MUSIC ARCHIVES

Go See The Doctor

by

Cornel West’s Sketches of My Culture is probably the first hip-hop record by a Harvard professor. I demand that academia reciprocate and immediately put Ol’ Dirty Bastard on the tenure track. Until then, Dr. Dre doesn’t need to worry about Dr. West. Positive? Awwww yeah . . . this is some of the most eat-your-(black-eyed)-peas hip-hop to fall off the conveyor belt. It is resolutely positive, self-conscious about the integrity of its message. What Sketches needs is more Professor Griff and less gentleman-scholar.

Perhaps music-industry liberal Danny Goldberg, head of Artemis Records, put him up to it. Maybe West is doing this simply as one more fan inspired by the music. He does call rap “the greatest creative breakthrough of the last 25 years/The younger generation fusing linguistic virtuosity with rhythmic velocity.”
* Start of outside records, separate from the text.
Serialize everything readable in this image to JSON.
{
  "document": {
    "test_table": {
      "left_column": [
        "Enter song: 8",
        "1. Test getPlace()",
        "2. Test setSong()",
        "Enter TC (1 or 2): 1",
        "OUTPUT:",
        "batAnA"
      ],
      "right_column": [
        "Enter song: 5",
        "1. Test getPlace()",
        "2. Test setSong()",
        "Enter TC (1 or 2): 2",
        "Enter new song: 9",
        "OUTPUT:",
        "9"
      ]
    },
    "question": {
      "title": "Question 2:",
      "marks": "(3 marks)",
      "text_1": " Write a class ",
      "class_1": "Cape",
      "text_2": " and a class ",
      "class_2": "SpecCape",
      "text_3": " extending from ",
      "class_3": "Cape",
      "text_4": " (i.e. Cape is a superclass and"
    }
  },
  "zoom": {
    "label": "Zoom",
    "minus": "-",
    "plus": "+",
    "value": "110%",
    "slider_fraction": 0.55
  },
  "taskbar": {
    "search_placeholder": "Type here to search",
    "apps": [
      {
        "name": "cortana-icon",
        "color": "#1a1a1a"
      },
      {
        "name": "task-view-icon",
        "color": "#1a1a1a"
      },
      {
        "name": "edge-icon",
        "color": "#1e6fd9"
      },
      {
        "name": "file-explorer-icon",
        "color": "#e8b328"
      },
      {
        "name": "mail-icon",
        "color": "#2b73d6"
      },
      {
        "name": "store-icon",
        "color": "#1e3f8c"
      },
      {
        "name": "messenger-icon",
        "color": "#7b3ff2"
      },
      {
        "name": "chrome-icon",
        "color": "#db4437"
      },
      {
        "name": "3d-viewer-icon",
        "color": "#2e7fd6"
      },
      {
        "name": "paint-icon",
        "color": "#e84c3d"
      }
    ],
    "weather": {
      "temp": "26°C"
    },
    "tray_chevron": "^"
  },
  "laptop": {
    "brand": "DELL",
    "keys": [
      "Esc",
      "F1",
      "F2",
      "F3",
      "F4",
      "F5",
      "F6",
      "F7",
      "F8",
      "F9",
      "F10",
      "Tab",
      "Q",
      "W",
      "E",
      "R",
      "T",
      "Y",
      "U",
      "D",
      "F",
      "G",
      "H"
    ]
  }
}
But let’s not sweat West’s own rhythmic velocity; he’s got better mic skills than Billy Bob Thornton does on his debut album, and probably better than Angelina Jolie, too. Ponder instead the linguistic virtuosity—where his writing has often fallen short in the past. Let’s just say that if hip-hop was born out of verbal battles and confrontation, this record comes out of one big lefty group hug. West goes for feel-good blockbuster progressivism, and he takes it very seriously; nuance, detail, personality, poetry—these are things that keep people from one another, brothers and sisters, and West is a coalition builder. This might be the first album of the new “Americans better watch what they say” era. It’s staunchly forward-looking, a train almost anybody can board, uplifting and as self-censoriously programmatic as Tom Ridge or “Tom Dooley.”

The music is not the problem, never so good you think about songcraft, never so bad you pay much attention. You are supposed instead to attend to the public intellectual, perhaps especially when he gently swings at those who have replaced public intellectuals in the eyes of much of the popular audience—namely, rappers. West spanks those who flaunt the N-word, and chastises gun-toters thusly: “Without self-respect you’ll certainly self-destruct/Be true to your history, therein lies the possibility.” Will that be on the test?

What’s next? A cover of Ludacris’s “What’s Your Fantasy” from Marjorie Garber? Maybe the Coup will team up with Stanley Fish to debate the existence of free speech? Meanwhile, I’m heading to the bunker with a copy of The Donald Goines Reader and a sack of purple pills, waiting for a more nutty professor to make sense of the world.